You’re probably reading the title of this blog and thinking, “Moving my arms and legs could prevent me from getting dementia? You’re insane.” Well, that’s exactly what I’m telling you. Enhanced dementia and Alzheimer’s research reveals that learning new dance moves and choreography could prevent or elongate dementia. Here’s why:
According to the World Health Organization, “The number of people who will be affected by neurological disorders is expected to increase in the upcoming decades. There are issues with current surgical and pharmacological treatments, as well as conventional rehabilitative therapies, so new therapies are needed. Dance is seen as viable therapy because it simultaneously combines physical and cognitive stimulation, which could maximize its impact on neuroplasticity and cognition. So far, studies have examined the effects of dance in elderly individuals with dementia, including subjects with Alzheimer’s disease and those with confusion, disorientation, and memory loss.” (Orpen, 2016)
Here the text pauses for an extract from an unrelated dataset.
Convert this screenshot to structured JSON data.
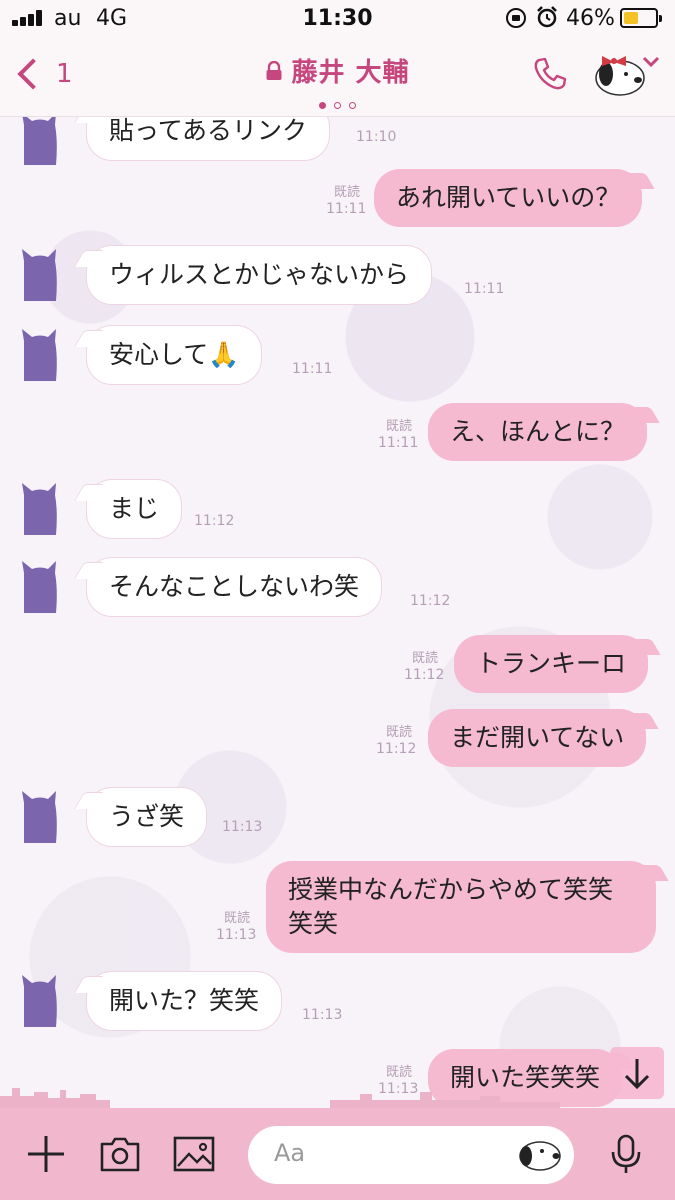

In 2003, the New England Journal of medicine did multiple studies and found that dancing CAN reduce the onset of dementia. This study went on for 21 years, evaluating hundreds of older adults, aged 75 and up. The researchers studied each individual for an extended period of time – taking note to their physical and cognitive brain stimulation while completing the following activities: reading, writing, crossword puzzles, playing cards, playing musical instruments, dancing, walking, tennis, swimming and golf.
“Surprisingly, dance was the one activity that was good for the mind, significantly reducing dementia risk. Regular dancing reduced the risk of dementia by 76%, twice as much as reading. Doing crossword puzzles at least four days a week reduced the risk by 47%, while cycling and swimming offered no benefit at all.” (Orpen, 2016)
Here at Azura, our Quality of Life coordinators/directors do “Move and Groove” with our residents daily as their morning exercise. We learn new choreography, and have options for those in a wheelchair or those who are ambulatory! In fact, we took special notice to one of our residents at Azura of Fox Point, Judy Brannon, whos highlight of her day was getting to dance in the morning with her neighbors. She picked up on choreography quickly, and even helped other residents learn the dance!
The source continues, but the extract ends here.